Светлые воды Тыми

22
18
20
22
24
26
28
30

Я конечно согласился. Но было немыслимо сидеть вдвоем, почти затаив дыхание, в этом крохотном, тесном шалашике. Когда стало темнеть, мы совершенно притаились, и слышно было, как стучат наши сердца. И вдруг Василий Карпович сильно сжал мне локоть и оттеснил немного назад. Я слышал, как он осторожно просовывает сквозь ветки ствол ружья. Он, как и Иван Федорович, на мушку приладил крохотный кусочек фосфоресцирующей гнилушки и стал ждать. Находясь в тревожном напряжении, Дынгай, видимо, не чувствовал, что все больше оттесняет меня плечом, а мне казалось, что вот-вот вывалюсь — грохнусь с дерева и перепугаю изюбров, которые уже подходили к солонцам.

Мне до сих пор непонятно, как я тогда удержался в шалаше и не испортил Дынгаю охоты.

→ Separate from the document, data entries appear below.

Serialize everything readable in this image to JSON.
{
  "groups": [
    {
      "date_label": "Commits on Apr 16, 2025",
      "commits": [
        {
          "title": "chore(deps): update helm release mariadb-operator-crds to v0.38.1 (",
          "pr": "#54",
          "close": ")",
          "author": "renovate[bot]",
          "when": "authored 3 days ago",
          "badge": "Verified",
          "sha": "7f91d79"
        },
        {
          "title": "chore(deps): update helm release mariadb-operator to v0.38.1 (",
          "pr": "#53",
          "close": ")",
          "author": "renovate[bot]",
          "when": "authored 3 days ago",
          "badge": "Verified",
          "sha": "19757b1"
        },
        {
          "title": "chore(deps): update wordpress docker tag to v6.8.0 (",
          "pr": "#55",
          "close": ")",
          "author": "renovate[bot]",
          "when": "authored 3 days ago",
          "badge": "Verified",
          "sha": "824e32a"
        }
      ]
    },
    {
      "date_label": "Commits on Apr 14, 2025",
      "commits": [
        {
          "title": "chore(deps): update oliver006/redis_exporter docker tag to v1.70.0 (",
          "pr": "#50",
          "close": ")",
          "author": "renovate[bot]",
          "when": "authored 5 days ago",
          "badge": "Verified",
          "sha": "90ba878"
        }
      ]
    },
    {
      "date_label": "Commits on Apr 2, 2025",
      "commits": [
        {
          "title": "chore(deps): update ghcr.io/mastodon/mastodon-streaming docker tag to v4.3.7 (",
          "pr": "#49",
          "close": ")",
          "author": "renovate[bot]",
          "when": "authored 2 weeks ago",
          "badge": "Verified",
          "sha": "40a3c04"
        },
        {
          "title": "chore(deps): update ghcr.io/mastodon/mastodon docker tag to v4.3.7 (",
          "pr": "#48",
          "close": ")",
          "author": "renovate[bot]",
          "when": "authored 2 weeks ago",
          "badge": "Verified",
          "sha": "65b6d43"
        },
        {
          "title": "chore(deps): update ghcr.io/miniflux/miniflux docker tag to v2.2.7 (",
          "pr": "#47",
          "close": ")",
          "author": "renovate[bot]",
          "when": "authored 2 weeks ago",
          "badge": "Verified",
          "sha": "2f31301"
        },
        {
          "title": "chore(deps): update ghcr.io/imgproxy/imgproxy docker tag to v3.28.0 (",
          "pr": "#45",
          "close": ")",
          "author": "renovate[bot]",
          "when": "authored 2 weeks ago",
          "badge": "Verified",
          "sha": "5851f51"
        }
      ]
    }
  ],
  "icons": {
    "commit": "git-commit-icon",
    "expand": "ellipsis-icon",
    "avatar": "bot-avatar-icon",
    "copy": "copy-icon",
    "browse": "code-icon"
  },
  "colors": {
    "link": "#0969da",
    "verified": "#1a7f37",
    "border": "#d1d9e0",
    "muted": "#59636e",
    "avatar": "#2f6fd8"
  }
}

В зарослях раздался шум, потом захрустел валежник, потом послышался дробный стук копыт: шли, привлеченные солонцами, изюбры. Мне захотелось хоть одним глазком глянуть на них и выхватить из стада того самого пантача, которого взял на мушку Дынгай. И тут, впервые за столько часов молчания, Дынгай шепнул:

— Гляди, паря!..

Но я не успел глянуть, как раздался выстрел. Я инстинктивно подался вперед и увидел, как отставший от убегавшего стада изюбр встал на дыбы и, издав глухой, тоскливый крик, грохнулся наземь. Дынгай соскочил с дерева, подбежал к изюбру и почему-то странно замахал на него руками, точно отгонял его от себя. Потом выхватил из-за пояса топорик и быстро срубил панты, так же с лобной костью, как это делал Иван Федорович. Дынгай забинтовал их туго и подвесил на дереве.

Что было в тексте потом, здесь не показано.